Ángel Fernández relata los días en los que sus dos padres estuvieron hospitalizados


ourense / la voz

Arturo Fernández y Margarita Vázquez se hicieron las pruebas del coronavirus en marzo. Un positivo en el bar donde él iba a jugar la partida hizo saltar las alarmas. La sorpresa fue grande, sobre todo para Arturo. Le dijeron que era positivo, pero asintomático. Y así pasó la cuarentena. Él y su mujer disfrutaron del verano en la playa y con el mal tiempo, a mediados de septiembre, regresaron a casa. Un día despertó con fiebre y avisó al médico. «Le dijeron que ya lo había pasado y que tenía los anticuerpos, por eso daba positivo. Que se tomara paracetamol, que podía ser un resfriado», explica su hijo Ángel. Tras casi dos semanas de malestar general, decidió ir al hospital. Un día después estaba en la uci en reanimación y entubado. Días después Margarita se encontró mal. Alertada se hizo las pruebas. También dio positivo y también ingresó en el CHUO. Con sus dos padres hospitalizados, a Ángel se le vino el mundo encima. Su padre estaba muy mal y su madre, convaleciente. «Hubo un momento en el que solo pensaba que mi madre no podría estar en el entierro de mi padre y ahora los dos están mucho mejor», explica emocionado.

«Le dijeron que ya lo había pasado y tenía anticuerpos, que se tomara paracetamol, que ahora podía ser un resfriado»

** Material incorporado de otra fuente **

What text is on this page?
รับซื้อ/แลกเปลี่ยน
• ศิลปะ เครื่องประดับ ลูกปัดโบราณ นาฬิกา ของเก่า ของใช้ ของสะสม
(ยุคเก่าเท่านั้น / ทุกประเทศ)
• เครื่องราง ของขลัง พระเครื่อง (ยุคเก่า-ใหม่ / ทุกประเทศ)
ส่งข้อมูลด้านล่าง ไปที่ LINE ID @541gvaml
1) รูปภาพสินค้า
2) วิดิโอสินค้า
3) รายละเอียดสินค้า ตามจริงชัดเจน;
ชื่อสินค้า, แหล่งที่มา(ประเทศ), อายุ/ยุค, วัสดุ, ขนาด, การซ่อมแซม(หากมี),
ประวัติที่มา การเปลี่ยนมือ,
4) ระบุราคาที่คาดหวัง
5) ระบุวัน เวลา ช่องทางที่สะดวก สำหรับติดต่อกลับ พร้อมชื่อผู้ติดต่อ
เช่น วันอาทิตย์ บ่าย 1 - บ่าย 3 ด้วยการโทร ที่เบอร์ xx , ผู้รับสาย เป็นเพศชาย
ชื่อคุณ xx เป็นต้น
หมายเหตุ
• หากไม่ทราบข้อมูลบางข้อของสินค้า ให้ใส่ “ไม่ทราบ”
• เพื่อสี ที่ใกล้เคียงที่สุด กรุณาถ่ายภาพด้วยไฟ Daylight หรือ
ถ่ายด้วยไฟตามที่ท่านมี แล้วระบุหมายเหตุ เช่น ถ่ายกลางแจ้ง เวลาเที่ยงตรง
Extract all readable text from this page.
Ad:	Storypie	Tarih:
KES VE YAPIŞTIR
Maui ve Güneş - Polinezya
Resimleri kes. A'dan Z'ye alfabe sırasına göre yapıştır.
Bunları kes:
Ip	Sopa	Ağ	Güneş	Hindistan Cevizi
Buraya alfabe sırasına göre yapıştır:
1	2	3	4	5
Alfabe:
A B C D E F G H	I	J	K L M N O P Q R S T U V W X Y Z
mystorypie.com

La historia de Arturo y Margarita es la de la esperanza. «Mi padre entró un día andando en el hospital, ingresó, al día siguiente fue a la uci y esa noche ya estaba sedado, intubado y boca abajo», explica para relatar lo duro de la situación. Tras días críticos y con Margarita ya en casa guardando cuarentena, llegó la feliz noticia: podían verlo, aunque a través de una videoconferencia en la que Arturo no pudo hablar, aunque sus ojos lo decían todo. Fue el jueves de la semana pasada. «Cada día es una alegría aunque al principio era todo negro. Es muy fuerte y su corazón está perfecto. Cuando nos llamaron para poder verle la cara fue muy emocionante. Estábamos todos en casa de mi madre. ¡Imagínate! Mi madre empezó a llorar y solo podía decir ‘te quiero, te quiero, te estamos esperando, ten fuerza'. Él tenía los tubos puestos y no podía hablar pero nos entendía perfectamente», relata con la voz entrecortada. El fin de semana fue muy bueno y Arturo ya respira solo y no tiene sedación. «Ahora tenemos un problema: nos dijo el médico que no para de hablar y de preguntar», dice entre risas Ángel. Continúa en buen estado aunque no han podido hablar con él. «Ahora estamos muy animados y esperanzados. Puede haber un revés pero de momento todo va bien».